Cara Kreatif Melawan Korupsi - Di Indonesia, kita tak pernah tahu seberapa dalamkah sebenarnya kuku korupsi menancap. Tapi di Italia, pada 1990 an, korupsi sudah begitu parah sehingga perlu Operasi Tangan Bersih yang dilancarkan pada awal 1993.
Temuan-temuan operasi itu membuat orang Italia kaget. Rakyat marah dan mempermalukan para politikus dan pengusaha yang bertahun-tahun menikmati kemewahan hasil korupsi. Korban berjatuhan.
Raul Gardini, seorang pengusaha terkemuka Italia yang dijuluki tukang sulap keuangan Italia dasawarsa 1980, awal Agustus 1993 bunuh diri karena malu atau tak bisa membayangkan disekap di sel tahanan. Ini kasus bunuh diri ke-12 setelah Operasi Tangan Bersih.
Operasi yang dilancarkan Hakim Antonio Di Pietro itu tergolong pemberantasan korupsi terbesar di Eropa. Dan Di Pietro tidak pandang bulu. Bekas Perdana Menteri Giulio Andreotti dan Bettino Craxi ia tarik masuk ke ruang pengadilan. Sedangkan Perdana Menteri Guiliano Amato terpaksa mengundurkan diri bulan Maret 1993.
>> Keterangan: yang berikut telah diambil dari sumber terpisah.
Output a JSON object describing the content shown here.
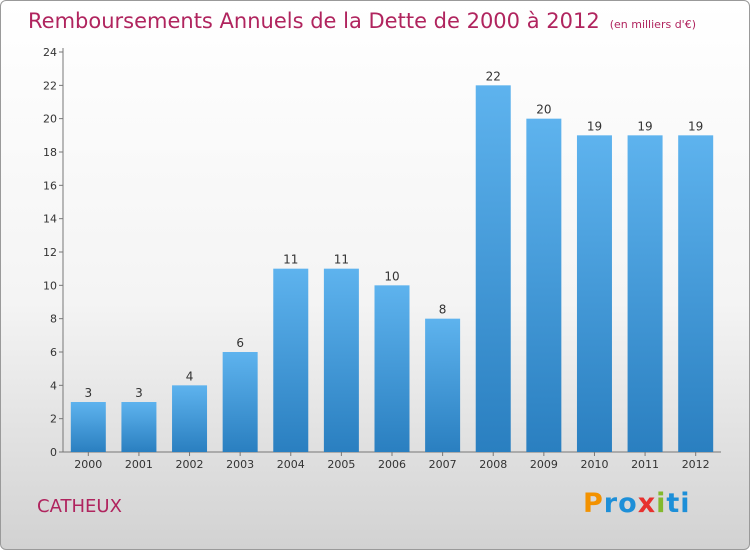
{
  "title": "Remboursements Annuels de la Dette de 2000 à 2012",
  "unit_note": "(en milliers d'€)",
  "commune": "CATHEUX",
  "logo": {
    "text": "Proxiti",
    "letters": [
      "P",
      "r",
      "o",
      "x",
      "i",
      "t",
      "i"
    ],
    "colors": [
      "#f39200",
      "#1d8fd8",
      "#1d8fd8",
      "#e7312e",
      "#83b92d",
      "#1d8fd8",
      "#1d8fd8"
    ]
  },
  "chart_data": {
    "type": "bar",
    "title": "Remboursements Annuels de la Dette de 2000 à 2012",
    "xlabel": "",
    "ylabel": "",
    "categories": [
      "2000",
      "2001",
      "2002",
      "2003",
      "2004",
      "2005",
      "2006",
      "2007",
      "2008",
      "2009",
      "2010",
      "2011",
      "2012"
    ],
    "values": [
      3,
      3,
      4,
      6,
      11,
      11,
      10,
      8,
      22,
      20,
      19,
      19,
      19
    ],
    "ylim": [
      0,
      24
    ],
    "yticks": [
      0,
      2,
      4,
      6,
      8,
      10,
      12,
      14,
      16,
      18,
      20,
      22,
      24
    ],
    "grid": false,
    "legend": "none",
    "bar_color_top": "#5eb3ee",
    "bar_color_bottom": "#2a7fc0"
  }
}
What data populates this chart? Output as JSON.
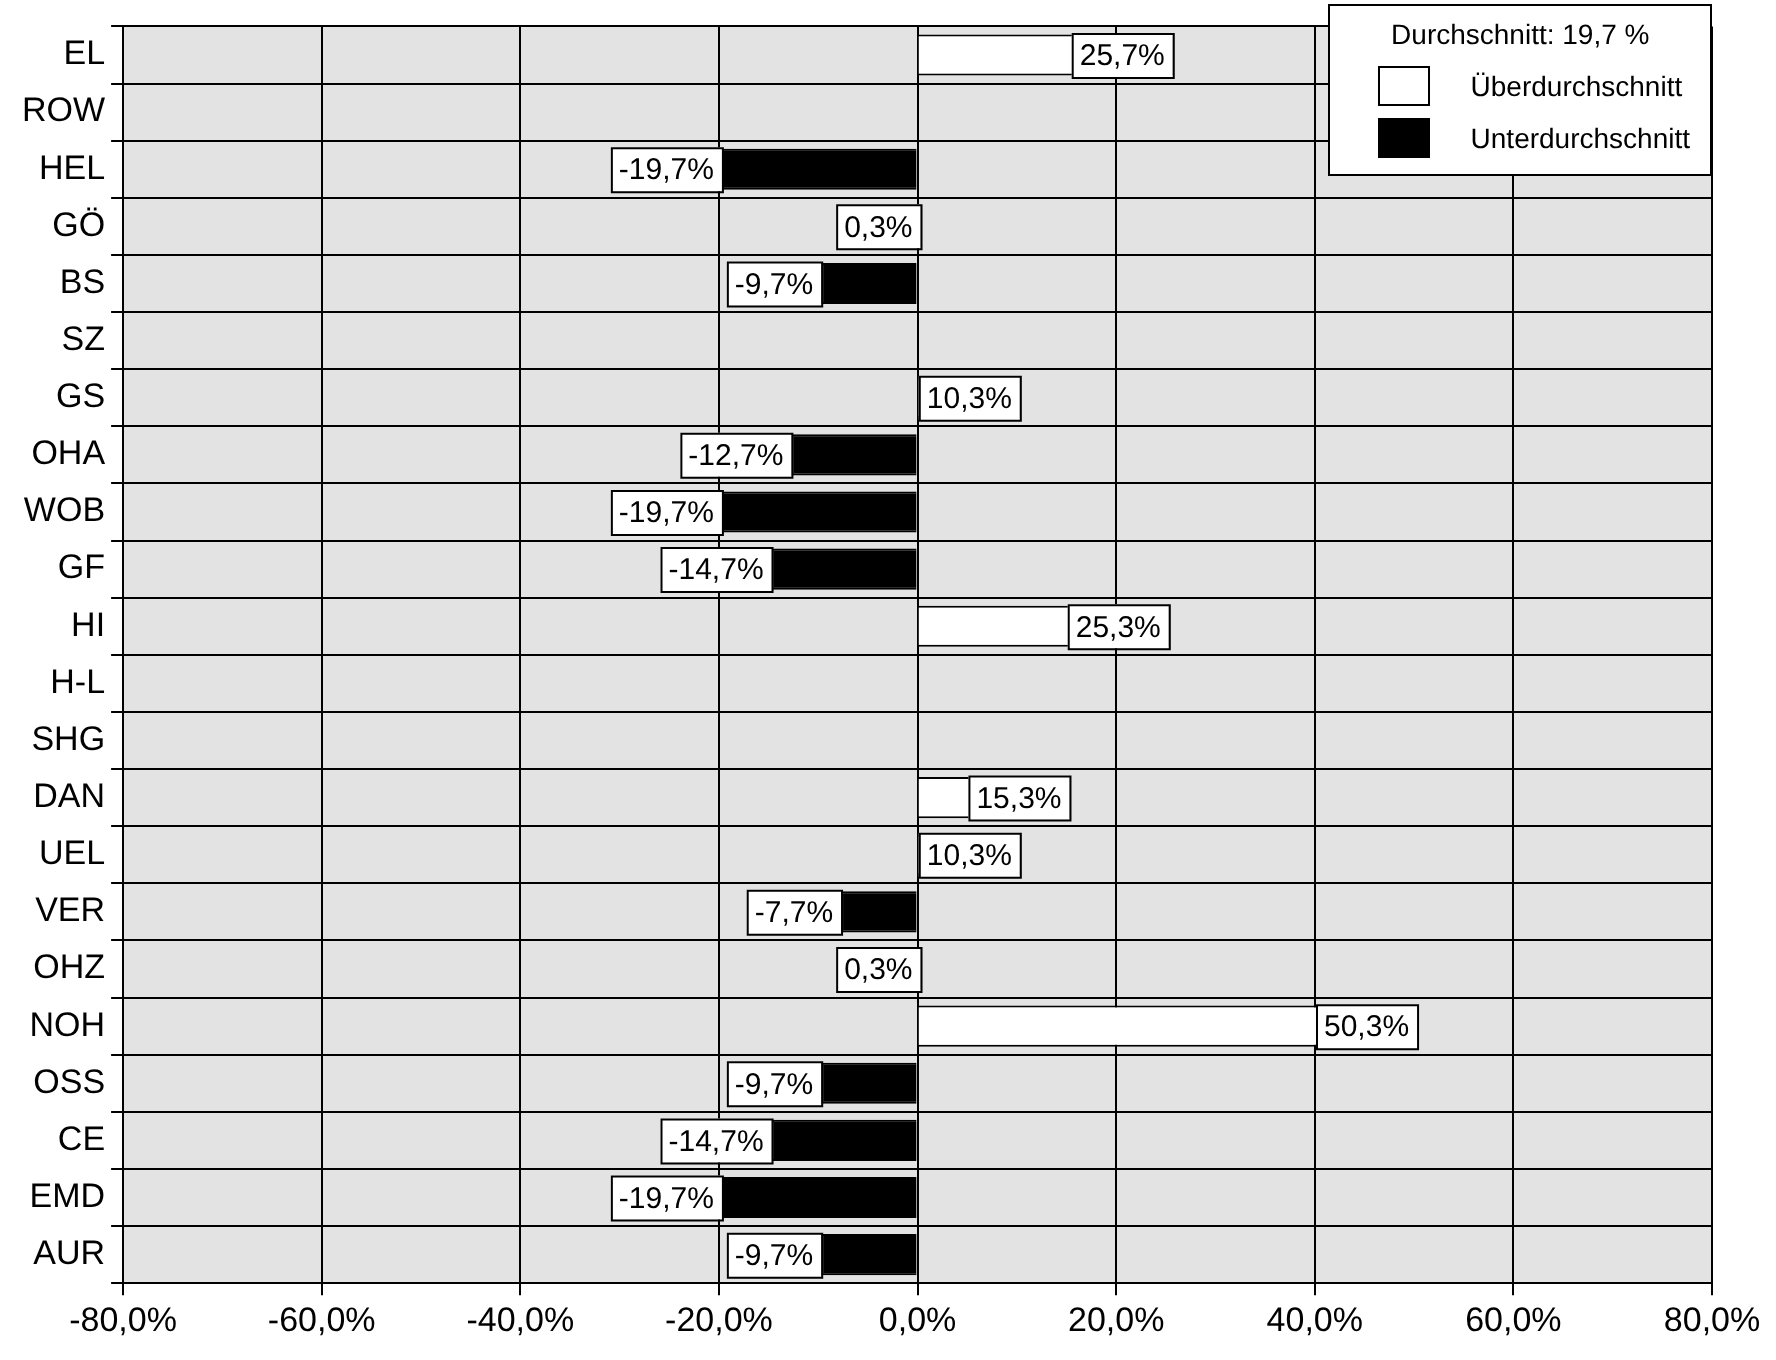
{
  "chart_data": {
    "type": "bar",
    "orientation": "horizontal",
    "legend_title": "Durchschnitt: 19,7 %",
    "categories": [
      "EL",
      "ROW",
      "HEL",
      "GÖ",
      "BS",
      "SZ",
      "GS",
      "OHA",
      "WOB",
      "GF",
      "HI",
      "H-L",
      "SHG",
      "DAN",
      "UEL",
      "VER",
      "OHZ",
      "NOH",
      "OSS",
      "CE",
      "EMD",
      "AUR"
    ],
    "series": [
      {
        "name": "Überdurchschnitt",
        "color": "#ffffff",
        "values": [
          25.7,
          null,
          null,
          0.3,
          null,
          null,
          10.3,
          null,
          null,
          null,
          25.3,
          null,
          null,
          15.3,
          10.3,
          null,
          0.3,
          50.3,
          null,
          null,
          null,
          null
        ],
        "value_labels": [
          "25,7%",
          null,
          null,
          "0,3%",
          null,
          null,
          "10,3%",
          null,
          null,
          null,
          "25,3%",
          null,
          null,
          "15,3%",
          "10,3%",
          null,
          "0,3%",
          "50,3%",
          null,
          null,
          null,
          null
        ]
      },
      {
        "name": "Unterdurchschnitt",
        "color": "#000000",
        "values": [
          null,
          null,
          -19.7,
          null,
          -9.7,
          null,
          null,
          -12.7,
          -19.7,
          -14.7,
          null,
          null,
          null,
          null,
          null,
          -7.7,
          null,
          null,
          -9.7,
          -14.7,
          -19.7,
          -9.7
        ],
        "value_labels": [
          null,
          null,
          "-19,7%",
          null,
          "-9,7%",
          null,
          null,
          "-12,7%",
          "-19,7%",
          "-14,7%",
          null,
          null,
          null,
          null,
          null,
          "-7,7%",
          null,
          null,
          "-9,7%",
          "-14,7%",
          "-19,7%",
          "-9,7%"
        ]
      }
    ],
    "xlim": [
      -80,
      80
    ],
    "xticks": [
      {
        "value": -80,
        "label": "-80,0%"
      },
      {
        "value": -60,
        "label": "-60,0%"
      },
      {
        "value": -40,
        "label": "-40,0%"
      },
      {
        "value": -20,
        "label": "-20,0%"
      },
      {
        "value": 0,
        "label": "0,0%"
      },
      {
        "value": 20,
        "label": "20,0%"
      },
      {
        "value": 40,
        "label": "40,0%"
      },
      {
        "value": 60,
        "label": "60,0%"
      },
      {
        "value": 80,
        "label": "80,0%"
      }
    ],
    "grid": true,
    "legend": "top right"
  }
}
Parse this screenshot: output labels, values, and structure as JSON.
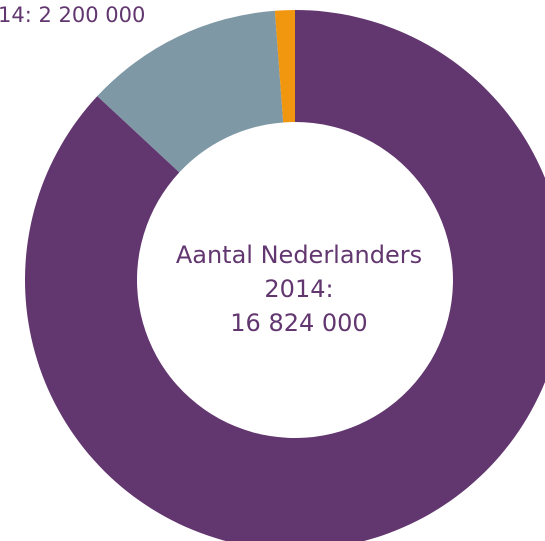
{
  "chart_data": {
    "type": "pie",
    "categories": [
      "",
      "",
      ""
    ],
    "values": [
      14624000,
      2000000,
      200000
    ],
    "colors": [
      "#62366f",
      "#7e98a5",
      "#f0960f"
    ],
    "donut": true,
    "center_text": [
      "Aantal Nederlanders",
      "2014:",
      "16 824 000"
    ],
    "annotations": [
      "14: 2 200 000"
    ],
    "title": "",
    "text_color": "#62366f"
  }
}
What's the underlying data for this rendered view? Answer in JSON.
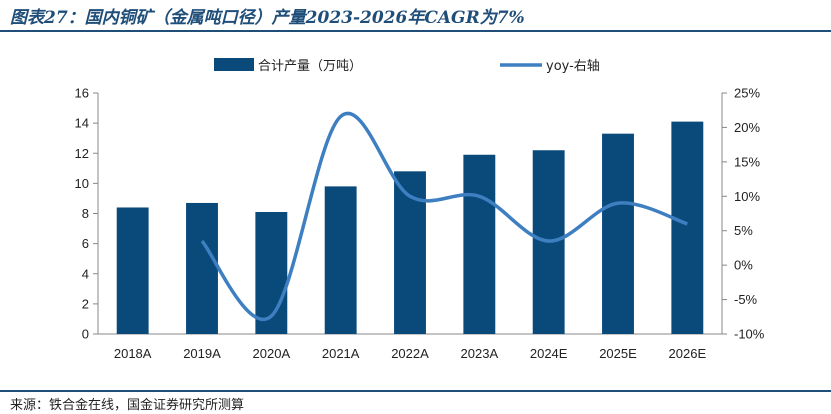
{
  "title": "图表27：国内铜矿（金属吨口径）产量2023-2026年CAGR为7%",
  "source": "来源：铁合金在线，国金证券研究所测算",
  "colors": {
    "bar": "#0a4a7a",
    "line": "#3d7fc1",
    "rule": "#1f4e79"
  },
  "chart_data": {
    "type": "bar",
    "categories": [
      "2018A",
      "2019A",
      "2020A",
      "2021A",
      "2022A",
      "2023A",
      "2024E",
      "2025E",
      "2026E"
    ],
    "series": [
      {
        "name": "合计产量（万吨）",
        "type": "bar",
        "axis": "left",
        "values": [
          8.4,
          8.7,
          8.1,
          9.8,
          10.8,
          11.9,
          12.2,
          13.3,
          14.1
        ]
      },
      {
        "name": "yoy-右轴",
        "type": "line",
        "axis": "right",
        "values": [
          null,
          3.5,
          -7.4,
          21.6,
          10.0,
          10.0,
          3.5,
          9.0,
          6.0
        ]
      }
    ],
    "ylim": [
      0,
      16
    ],
    "yticks": [
      "0",
      "2",
      "4",
      "6",
      "8",
      "10",
      "12",
      "14",
      "16"
    ],
    "y2lim": [
      -10,
      25
    ],
    "y2ticks": [
      "-10%",
      "-5%",
      "0%",
      "5%",
      "10%",
      "15%",
      "20%",
      "25%"
    ],
    "legend_position": "top",
    "grid": false
  }
}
Russel Miller, wartawan The Sunday Times Magazine, mewawancarai Pengusaha Carlo De Benedetti, orang nomor satu di Olivetti, yang membuat pernyataan penting di depan Hakim Di Pietro.
Wawancara itu dilengkapi dengan reportase dan riset Peter Semler, yang membeberkan liku-liku korupsi di Italia, dan dimuat di The Sunday Times Magazine, Juli 1993. Majalah Tempo lalu menuliskannya kembali pada Agustus 1993. Berikut ini petikannya.
Syahdan tersebutlah nama Mario Chiesa. Dia direktur partai setempat, seorang apparatchik atau birokrat setia dalam Partai Sosialis yang mengorganisasi kampanye anak Perdana Menteri Bettino Craxi, Bobo, untuk menghadapi pemilihan lokal.
Chiesa bisa mendapat pekerjaan itu, seperti semua orang yang bekerja di Milan, karenaraccomandazioni, sistem yang diperluas dari rasa suka atau tidak suka terhadap seseorang dan pemberian uang suap. Sistem raccomandazioni itu selama beberapa tahun sudah menjadi minyak pelumas dalam kehidupan orang Italia.
Duduk dengan tenang di posisinya, Chiesa mengumpuli tangenti atau uang sogok dari semua penyalur maupun kontraktor yang berhubungan dengan Pio Albergo Trivulzio. Tidak akan ada kontrak yang ditandatangani, tanpa bustarella, atau amplop kecil, yang ditinggal di meja direktur.
Kontraktor penguburan bahkan harus menyetor uang suap hanya untuk mendapat hak menguburkan seorang bekas penghuni kota. Hal itu terjadi tak lama sebelum Chiesa menanam modal di sebuah perusahaan real estate, dan sebelum ia dengan bangganya memiliki sebuah rekening pribadi di Bank Swiss.
Awal 1992, Chiesa memberi tahu Luca Magni, seorang bos perusahaan jasa pembersihan, bahwa jika Magni ingin kontraknya diperbarui lagi, ia harus mengeluarkan uang 14 juta lira atau sekitar 6.400 poundsterling.
Dengan resesi yang sudah mulai menggigit Italia, Magni merasa soal uang suap sudah cukup. Ia segera menuju Tribunale, dan menyadari bahwa ia sudah duduk di kursi yang berhadapan dengan Antonio Di Pietro.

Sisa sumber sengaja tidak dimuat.